A Word of Caution for Employers

As we dove into this economic skid a couple of years ago there were a number of changes for the job market. Some of the more obvious ones include things like pay freezes, layoffs, and downsizing due to consolidations. And in some cases companies have asked their staff to pitch in a little more time for the same money to help them through these times. However, in a few cases that has been taken to the extreme.

Recently I have talked with people at a number of different companies, some of them with pretty recognizable names that seem to have used these conditions to take advantage of their workforce. The truth of the matter is that people want to help each other for the most part. And if asked, most folks will go out of their way to make sure things get taken care of, especially if asked directly by their immediate manager (once you get a layer or two up the chain of command their starts to be a disconnect). However, within some organizations there seems to be a trend to ask, or in some cases order, people to do not just a little more, but a lot more. In some cases that manifests itself in the form of turning the occasional voluntary overtime into compulsory overtime. In others that can mean showing up and announcing with the sound of a stack of files plopping onto your desk that you now have the responsibility of the guy in the next cubicle who got laid off last week. Well that my friends is a behavior that is going to come back and haunt you. When things were really bad people were happy to just have a job and they would put up with a lot to remain employed. But the employment market in power generation, especially in the nuclear industry, is improving and as things get better employers that took advantage of that situation are going to find themselves conducting a lot of exit interviews.
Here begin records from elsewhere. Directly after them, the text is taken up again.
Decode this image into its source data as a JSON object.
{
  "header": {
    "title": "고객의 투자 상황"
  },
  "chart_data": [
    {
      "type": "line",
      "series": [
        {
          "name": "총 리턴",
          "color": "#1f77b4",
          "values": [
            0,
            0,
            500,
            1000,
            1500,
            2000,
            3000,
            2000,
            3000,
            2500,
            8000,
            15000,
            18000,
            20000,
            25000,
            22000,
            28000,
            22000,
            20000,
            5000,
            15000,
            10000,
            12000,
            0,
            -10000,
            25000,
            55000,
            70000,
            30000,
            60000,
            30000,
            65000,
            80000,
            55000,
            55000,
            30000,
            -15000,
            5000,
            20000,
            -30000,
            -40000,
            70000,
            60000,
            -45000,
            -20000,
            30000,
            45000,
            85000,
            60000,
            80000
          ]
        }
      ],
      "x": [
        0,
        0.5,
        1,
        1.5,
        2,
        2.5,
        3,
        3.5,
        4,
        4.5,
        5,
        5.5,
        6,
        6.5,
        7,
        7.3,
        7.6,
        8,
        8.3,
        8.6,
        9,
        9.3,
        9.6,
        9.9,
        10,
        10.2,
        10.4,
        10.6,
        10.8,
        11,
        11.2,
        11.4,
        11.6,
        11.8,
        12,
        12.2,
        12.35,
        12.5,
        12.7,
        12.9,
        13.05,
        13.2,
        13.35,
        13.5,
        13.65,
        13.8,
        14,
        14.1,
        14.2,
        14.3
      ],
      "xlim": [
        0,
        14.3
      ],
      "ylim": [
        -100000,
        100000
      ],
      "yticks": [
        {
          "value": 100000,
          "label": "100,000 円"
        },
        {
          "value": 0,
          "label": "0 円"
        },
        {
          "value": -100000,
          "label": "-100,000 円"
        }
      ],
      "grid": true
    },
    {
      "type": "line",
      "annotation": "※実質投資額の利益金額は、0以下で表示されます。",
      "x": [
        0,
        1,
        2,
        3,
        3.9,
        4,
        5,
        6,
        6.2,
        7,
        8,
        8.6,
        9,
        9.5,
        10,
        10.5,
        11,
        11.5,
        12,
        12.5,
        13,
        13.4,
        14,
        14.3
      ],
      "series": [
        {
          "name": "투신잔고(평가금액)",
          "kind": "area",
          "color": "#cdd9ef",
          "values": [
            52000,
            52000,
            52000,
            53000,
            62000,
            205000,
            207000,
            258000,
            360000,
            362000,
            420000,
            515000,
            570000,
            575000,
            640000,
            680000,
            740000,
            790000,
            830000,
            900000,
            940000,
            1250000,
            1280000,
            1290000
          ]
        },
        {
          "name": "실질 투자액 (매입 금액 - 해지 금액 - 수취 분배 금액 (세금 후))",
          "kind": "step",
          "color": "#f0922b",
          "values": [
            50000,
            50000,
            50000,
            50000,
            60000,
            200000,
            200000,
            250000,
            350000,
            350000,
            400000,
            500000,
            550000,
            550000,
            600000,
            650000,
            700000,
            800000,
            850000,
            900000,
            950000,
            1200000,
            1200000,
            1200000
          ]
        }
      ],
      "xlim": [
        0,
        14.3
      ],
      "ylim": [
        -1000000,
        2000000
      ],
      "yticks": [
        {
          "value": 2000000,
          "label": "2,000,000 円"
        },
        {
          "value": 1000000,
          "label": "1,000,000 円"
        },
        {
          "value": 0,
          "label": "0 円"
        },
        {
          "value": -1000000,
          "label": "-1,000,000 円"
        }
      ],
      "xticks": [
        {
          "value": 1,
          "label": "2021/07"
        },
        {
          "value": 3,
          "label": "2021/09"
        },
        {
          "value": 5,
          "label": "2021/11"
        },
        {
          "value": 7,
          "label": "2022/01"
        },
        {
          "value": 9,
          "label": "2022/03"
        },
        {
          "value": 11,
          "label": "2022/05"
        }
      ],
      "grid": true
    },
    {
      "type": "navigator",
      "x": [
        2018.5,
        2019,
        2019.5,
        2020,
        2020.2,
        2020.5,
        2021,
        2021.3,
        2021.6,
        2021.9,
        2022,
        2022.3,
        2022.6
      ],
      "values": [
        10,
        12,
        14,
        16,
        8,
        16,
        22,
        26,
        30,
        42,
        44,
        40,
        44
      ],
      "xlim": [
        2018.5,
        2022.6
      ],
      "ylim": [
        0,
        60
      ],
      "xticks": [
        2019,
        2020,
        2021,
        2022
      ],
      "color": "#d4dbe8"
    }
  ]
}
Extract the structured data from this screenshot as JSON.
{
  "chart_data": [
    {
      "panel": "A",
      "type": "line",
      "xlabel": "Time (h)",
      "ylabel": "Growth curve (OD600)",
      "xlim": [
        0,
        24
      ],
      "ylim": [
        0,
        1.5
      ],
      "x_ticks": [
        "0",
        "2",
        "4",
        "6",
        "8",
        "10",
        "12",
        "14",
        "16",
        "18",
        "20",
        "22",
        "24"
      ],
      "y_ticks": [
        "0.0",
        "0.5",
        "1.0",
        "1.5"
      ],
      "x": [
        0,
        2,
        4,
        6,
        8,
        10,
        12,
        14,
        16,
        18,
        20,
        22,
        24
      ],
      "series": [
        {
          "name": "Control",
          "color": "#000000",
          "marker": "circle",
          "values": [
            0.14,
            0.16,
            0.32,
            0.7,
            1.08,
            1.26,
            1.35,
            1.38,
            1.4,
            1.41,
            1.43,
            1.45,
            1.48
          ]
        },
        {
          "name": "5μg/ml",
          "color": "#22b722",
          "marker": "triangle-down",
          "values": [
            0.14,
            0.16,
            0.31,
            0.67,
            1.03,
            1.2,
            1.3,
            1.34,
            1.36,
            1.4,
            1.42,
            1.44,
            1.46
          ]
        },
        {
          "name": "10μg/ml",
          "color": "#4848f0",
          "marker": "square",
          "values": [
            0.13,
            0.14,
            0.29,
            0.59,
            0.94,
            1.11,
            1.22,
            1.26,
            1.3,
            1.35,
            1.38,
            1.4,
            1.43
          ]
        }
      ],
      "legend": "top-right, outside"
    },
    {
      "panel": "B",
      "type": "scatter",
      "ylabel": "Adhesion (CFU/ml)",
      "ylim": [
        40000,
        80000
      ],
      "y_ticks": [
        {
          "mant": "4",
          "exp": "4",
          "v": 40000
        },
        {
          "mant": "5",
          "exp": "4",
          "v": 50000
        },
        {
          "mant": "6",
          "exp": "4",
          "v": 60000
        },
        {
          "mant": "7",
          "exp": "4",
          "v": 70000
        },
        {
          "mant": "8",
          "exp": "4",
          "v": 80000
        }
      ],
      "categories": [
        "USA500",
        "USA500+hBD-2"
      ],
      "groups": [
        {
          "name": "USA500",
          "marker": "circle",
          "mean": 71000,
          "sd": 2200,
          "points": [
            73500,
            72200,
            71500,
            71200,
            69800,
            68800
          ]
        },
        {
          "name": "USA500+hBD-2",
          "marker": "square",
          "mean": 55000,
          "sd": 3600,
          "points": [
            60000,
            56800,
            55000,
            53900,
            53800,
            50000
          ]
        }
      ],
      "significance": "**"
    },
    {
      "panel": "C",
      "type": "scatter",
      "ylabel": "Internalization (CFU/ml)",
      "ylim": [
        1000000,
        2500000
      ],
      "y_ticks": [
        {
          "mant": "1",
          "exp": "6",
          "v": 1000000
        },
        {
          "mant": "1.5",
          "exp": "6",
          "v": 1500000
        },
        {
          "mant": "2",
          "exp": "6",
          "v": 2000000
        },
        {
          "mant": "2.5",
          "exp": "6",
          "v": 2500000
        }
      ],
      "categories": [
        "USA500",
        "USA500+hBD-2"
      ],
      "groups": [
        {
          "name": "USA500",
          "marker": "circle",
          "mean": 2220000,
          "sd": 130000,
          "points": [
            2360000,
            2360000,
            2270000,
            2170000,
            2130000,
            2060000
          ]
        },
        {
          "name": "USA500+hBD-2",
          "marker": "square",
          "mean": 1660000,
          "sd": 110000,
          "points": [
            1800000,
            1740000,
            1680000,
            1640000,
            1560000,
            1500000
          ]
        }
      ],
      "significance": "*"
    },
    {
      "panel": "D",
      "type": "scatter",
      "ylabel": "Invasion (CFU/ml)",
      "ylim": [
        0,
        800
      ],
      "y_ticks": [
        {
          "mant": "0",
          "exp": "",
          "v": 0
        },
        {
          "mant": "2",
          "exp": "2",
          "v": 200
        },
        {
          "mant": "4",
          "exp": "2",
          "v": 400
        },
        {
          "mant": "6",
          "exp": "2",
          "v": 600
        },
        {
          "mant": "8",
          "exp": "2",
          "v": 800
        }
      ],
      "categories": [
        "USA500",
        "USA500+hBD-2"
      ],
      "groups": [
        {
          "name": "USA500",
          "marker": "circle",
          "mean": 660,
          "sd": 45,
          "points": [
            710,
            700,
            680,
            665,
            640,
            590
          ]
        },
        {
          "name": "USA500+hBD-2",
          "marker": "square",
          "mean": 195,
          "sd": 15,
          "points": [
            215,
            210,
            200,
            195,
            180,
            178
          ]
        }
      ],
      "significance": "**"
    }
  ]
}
Can a company that chose this path redeem themselves? Well, in some cases yes. But they are going to need to commit more than just one or two acts of contrition (i.e. lots of praise for helping you out. Maybe a visit from a big shot or two doing the same thing) and I would strongly recommend trying to find some money in the budget to tangibly reward everyone who bit the bullet on your behalf. Another path might be to put those who went above and beyond on the fast track for promotions or allow them the pick of the projects coming up. But for those of you who will chose not to show these acts of appreciation (and we know who you are) be prepared to lose some good people. And rest assured that when someone comes along with something that offers a more interesting set of duties, a better reputation, or maybe even some more money your staff is going to listen.

The moral to this story, is that good times or bad you should treat people with respect and professionalism. Because if you don’t someone else will.